Marvel, which has extensively adapted its franchises to movies but also to video gamesMarvel tried for a while to ride the Iron Man wave. There was a game when the first one was released at the launch of the MCU, but it was so bad that the studio was probably cooled. Iron Man 2 in 2010 was of the same ilk, and we didn’t hear from the hero again until the attempt at a slightly better but not great VR adaptation.
An overly ambitious project with too much rush
Christofer SundbergChristofer Sundberg, former co-founder of Avalanche Studios (the company behind Just Cause), revealed today that the House of Ideas had commissioned him a game about Tony Stark in 2010, during the release of the second movie of the MCU. It was an ambitious open-world, so ambitious in fact “that it would have sunk Avalanche” reveals the former boss.
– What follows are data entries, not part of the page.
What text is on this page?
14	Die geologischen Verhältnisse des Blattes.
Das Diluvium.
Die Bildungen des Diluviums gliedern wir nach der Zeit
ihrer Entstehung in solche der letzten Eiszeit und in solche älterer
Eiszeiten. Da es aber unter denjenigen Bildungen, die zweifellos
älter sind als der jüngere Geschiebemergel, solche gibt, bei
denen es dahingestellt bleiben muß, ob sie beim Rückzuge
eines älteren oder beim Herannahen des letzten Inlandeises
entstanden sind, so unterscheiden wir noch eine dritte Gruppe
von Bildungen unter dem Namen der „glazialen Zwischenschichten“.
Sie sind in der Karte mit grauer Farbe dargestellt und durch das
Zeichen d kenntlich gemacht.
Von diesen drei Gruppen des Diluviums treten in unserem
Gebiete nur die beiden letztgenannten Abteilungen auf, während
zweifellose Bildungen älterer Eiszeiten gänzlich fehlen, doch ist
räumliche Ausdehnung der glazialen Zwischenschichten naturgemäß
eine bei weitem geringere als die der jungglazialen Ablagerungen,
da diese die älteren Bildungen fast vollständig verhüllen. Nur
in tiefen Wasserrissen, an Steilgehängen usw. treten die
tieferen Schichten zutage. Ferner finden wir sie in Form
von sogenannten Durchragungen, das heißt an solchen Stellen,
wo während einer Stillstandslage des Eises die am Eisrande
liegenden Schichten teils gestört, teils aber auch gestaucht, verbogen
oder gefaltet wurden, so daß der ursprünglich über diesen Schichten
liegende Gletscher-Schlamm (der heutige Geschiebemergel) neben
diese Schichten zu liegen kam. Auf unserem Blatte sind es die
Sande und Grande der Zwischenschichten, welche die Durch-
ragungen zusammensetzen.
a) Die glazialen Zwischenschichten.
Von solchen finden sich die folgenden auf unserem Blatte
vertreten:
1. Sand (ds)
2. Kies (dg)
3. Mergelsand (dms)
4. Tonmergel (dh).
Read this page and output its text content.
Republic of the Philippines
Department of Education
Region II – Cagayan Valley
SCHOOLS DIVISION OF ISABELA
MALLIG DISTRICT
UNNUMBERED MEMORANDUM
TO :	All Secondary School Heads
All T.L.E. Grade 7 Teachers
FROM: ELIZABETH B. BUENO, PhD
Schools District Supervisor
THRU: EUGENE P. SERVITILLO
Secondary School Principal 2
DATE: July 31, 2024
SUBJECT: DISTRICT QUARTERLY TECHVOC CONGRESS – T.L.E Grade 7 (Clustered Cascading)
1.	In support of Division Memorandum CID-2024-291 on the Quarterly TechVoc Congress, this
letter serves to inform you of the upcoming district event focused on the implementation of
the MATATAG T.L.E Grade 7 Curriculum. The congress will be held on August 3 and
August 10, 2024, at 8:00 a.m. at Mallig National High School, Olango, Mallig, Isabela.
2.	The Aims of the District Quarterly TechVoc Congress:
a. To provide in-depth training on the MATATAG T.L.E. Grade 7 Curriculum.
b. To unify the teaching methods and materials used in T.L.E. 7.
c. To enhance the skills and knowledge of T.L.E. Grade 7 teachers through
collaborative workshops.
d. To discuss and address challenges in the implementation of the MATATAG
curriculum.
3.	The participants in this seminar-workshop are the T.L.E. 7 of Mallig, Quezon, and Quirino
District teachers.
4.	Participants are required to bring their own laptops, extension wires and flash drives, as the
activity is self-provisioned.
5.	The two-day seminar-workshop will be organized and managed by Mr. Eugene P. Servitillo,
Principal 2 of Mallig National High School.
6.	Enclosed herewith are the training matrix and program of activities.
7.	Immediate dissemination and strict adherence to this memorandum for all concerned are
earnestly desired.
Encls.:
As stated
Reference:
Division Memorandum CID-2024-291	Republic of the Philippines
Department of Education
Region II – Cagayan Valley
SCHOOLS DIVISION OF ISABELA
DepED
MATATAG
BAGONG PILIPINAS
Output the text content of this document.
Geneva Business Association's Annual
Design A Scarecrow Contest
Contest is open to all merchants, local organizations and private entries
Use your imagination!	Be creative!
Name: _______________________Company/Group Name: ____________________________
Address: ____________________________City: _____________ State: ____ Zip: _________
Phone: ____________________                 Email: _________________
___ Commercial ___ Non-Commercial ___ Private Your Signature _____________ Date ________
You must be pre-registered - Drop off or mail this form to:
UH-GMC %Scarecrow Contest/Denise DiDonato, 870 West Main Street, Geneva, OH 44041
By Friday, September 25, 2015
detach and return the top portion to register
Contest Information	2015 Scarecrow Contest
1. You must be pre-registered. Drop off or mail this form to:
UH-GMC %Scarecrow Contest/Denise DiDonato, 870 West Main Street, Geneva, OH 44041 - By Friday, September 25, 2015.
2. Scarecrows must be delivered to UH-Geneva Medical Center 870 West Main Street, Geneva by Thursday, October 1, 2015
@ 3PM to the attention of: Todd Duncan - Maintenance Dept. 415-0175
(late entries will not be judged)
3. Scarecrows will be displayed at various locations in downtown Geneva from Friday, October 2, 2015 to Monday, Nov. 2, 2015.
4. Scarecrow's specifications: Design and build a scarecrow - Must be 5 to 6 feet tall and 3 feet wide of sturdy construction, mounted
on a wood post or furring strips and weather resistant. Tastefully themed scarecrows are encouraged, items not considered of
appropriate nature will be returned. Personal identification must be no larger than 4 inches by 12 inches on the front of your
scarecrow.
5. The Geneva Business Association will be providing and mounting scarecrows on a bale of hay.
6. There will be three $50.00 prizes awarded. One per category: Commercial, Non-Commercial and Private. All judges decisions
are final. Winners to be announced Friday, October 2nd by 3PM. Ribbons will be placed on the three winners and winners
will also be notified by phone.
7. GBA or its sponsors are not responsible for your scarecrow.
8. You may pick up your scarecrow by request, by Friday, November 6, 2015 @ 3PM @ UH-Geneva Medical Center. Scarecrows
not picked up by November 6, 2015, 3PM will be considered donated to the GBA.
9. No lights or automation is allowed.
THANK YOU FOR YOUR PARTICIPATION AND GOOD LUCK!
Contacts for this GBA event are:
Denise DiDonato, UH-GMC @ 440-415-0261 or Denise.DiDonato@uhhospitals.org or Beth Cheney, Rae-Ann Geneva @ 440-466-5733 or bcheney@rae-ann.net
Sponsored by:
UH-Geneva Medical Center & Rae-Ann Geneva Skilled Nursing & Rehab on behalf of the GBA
Indeed, echoing the problems of rush that the animators of the studio denounce for several months, Marvel wanted a very fast copy and had not hesitated to ask for a massive recruitment.
It was a mess from start to finish. It was like shortened development times, increased budget, we should have hired 70 to 80 people in the team to whom I would have had the responsibility of finding a new project afterwards. But the development time was so shortened that it was impossible to do. It would have completely killed the studio if I had accepted that
After two years of discussions, Marvel finally cancelled the project, explains Sundberg in an interview with MinnMax. “The project could have been really good,” he concluded, explaining that the superhero could fly anywhere on the map, with close combat gameplay elements thanks to Iron Man’s weapons and repulsors.
To play with the Man of Steel, you’ll have to wait for Marvel’s Midnight Suns, which has been postponed indefinitely.